Training only used 180 tasks from KernelBench Level 1/2 (basic operators + fusion), leaving generalization to complex real-world kernels (e.g., full attention variants) unverified.
Absolute speedup values remain low (best@16 is 1.10x; avg@16 is 0.40x), showing a significant gap compared to multi-fold speedups achieved by human experts.
Parameters like the 0.3 base score and $\gamma=0.4$ are derived empirically; their optimality for other models or languages (Triton, CUTLASS) is unknown.
The inference budget required for optimal results (e.g., 16×8) remains substantial.

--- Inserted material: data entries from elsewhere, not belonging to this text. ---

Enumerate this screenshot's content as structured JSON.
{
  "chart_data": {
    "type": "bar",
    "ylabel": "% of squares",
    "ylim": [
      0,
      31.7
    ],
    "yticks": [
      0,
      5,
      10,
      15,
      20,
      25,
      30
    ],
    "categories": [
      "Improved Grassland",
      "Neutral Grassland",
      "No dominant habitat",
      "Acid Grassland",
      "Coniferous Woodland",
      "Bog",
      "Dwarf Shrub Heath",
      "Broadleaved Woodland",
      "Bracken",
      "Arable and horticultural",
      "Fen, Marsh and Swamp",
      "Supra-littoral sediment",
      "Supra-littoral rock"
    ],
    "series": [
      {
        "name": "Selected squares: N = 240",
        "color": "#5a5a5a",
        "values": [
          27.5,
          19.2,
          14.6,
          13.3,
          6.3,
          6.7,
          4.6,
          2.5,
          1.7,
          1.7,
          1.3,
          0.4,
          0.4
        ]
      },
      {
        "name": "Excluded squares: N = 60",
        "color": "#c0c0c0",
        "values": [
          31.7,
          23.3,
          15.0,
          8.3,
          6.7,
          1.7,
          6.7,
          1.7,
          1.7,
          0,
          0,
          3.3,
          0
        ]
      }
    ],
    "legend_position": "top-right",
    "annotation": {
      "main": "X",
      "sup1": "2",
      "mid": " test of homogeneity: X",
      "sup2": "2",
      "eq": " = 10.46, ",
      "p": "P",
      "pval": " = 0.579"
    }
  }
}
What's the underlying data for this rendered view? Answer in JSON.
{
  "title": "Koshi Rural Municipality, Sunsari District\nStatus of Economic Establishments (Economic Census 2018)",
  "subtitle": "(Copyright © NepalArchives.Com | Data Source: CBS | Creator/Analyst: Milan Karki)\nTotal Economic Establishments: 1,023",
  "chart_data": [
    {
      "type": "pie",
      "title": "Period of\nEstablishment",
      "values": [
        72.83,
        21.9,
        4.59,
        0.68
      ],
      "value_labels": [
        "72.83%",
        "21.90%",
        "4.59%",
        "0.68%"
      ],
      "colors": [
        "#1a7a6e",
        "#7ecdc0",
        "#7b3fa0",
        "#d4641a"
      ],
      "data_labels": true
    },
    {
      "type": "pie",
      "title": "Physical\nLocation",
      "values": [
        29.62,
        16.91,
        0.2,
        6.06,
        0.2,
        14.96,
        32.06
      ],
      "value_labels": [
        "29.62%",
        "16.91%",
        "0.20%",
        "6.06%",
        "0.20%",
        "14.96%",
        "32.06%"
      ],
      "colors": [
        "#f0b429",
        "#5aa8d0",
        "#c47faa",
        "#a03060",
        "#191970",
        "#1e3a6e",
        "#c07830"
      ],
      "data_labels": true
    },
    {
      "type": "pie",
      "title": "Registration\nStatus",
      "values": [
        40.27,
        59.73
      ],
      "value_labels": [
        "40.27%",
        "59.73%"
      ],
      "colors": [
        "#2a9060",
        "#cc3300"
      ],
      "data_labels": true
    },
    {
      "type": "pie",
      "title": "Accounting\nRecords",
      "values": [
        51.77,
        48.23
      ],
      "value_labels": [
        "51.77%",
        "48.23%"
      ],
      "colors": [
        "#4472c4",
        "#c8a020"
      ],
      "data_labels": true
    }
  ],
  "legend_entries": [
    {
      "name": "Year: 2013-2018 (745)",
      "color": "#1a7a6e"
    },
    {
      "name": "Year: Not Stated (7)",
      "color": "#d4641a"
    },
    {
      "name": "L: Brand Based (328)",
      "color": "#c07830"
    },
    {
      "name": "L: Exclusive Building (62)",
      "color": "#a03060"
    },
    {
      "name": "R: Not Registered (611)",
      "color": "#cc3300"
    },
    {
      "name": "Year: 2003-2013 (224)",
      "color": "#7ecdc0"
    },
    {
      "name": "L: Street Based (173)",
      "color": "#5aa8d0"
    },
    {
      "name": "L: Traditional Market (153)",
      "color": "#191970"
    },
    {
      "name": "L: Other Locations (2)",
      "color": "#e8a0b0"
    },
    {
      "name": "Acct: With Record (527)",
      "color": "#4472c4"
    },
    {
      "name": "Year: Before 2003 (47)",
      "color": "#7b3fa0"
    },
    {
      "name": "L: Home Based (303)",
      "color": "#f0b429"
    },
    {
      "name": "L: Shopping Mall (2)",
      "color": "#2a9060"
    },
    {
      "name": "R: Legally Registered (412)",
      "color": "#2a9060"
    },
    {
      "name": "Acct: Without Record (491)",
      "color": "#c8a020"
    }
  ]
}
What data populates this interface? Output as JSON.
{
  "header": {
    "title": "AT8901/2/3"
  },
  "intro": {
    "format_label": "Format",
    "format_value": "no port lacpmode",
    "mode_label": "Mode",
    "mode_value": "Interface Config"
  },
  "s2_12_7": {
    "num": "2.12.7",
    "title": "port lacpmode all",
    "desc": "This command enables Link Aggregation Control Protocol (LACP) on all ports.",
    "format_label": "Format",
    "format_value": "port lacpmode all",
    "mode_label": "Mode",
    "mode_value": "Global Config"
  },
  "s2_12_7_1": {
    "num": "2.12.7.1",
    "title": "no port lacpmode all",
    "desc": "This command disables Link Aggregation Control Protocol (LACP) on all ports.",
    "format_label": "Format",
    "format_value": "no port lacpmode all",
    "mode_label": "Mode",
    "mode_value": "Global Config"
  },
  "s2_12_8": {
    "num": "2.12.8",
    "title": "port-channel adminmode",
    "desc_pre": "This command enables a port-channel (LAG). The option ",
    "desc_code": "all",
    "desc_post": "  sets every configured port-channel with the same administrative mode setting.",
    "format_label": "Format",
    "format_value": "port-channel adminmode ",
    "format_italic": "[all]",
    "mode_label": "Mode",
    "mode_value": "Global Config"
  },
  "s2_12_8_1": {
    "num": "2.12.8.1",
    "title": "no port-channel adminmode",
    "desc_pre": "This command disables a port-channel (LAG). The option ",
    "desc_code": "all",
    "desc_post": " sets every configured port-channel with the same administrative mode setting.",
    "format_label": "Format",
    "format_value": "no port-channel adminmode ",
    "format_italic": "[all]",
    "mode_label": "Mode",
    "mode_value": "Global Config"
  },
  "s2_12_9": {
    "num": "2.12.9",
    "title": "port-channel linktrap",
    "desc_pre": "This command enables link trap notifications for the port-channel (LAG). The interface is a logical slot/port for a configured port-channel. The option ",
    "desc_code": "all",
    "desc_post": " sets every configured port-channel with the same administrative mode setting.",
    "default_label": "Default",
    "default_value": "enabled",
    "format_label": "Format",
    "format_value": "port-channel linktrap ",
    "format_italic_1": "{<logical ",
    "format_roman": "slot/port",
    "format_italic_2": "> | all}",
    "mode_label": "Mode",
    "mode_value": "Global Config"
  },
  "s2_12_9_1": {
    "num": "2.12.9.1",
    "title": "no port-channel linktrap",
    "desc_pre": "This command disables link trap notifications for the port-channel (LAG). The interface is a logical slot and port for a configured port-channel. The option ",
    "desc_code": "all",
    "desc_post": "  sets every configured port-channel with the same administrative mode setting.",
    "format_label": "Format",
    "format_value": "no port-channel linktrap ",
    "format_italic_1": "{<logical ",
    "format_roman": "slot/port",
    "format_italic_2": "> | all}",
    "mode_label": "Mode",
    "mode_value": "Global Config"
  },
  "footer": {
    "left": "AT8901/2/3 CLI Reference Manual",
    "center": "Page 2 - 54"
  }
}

Verifiable Reward RL: Successfully used in math and competitive programming; this work extends it to code optimization with "continuous performance goals," filling a gap where SFT/imitation learning previously dominated.
Multi-turn RL: Directly comparable to RLEF. While RLEF uses binary rewards on final turns, this work optimizes throughout the trajectory and focuses on performance, achieving higher sample efficiency.
Meta-learning / In-context RL Perspective: Kevin's multi-turn training can be viewed as a variant of meta-learning or in-context RL, focusing on using feedback to improve solution quality at test-time for hardware-centric scenarios.
Test-time Scaling: Provides clear evidence that serial refinement is superior to parallel sampling in the context of kernel generation.

Rating¶

Novelty ⭐⭐⭐⭐: First model to train CUDA kernel generation via multi-turn RL; innovation in turn-based credit assignment and aggregation is clear.
Experimental Thoroughness ⭐⭐⭐⭐: Comparison against frontier/base models and extensive ablations on reward forms and scaling strategies; however, task scale and absolute speedups are limited.
Writing Quality ⭐⭐⭐⭐: Clear structure linking challenges to solutions; strong visualizations (reward curves, scaling curves); high reproducibility.
Value ⭐⭐⭐⭐: Addresses a high-value, data-sparse domain; the recipe offers insights for other iterative optimization tasks.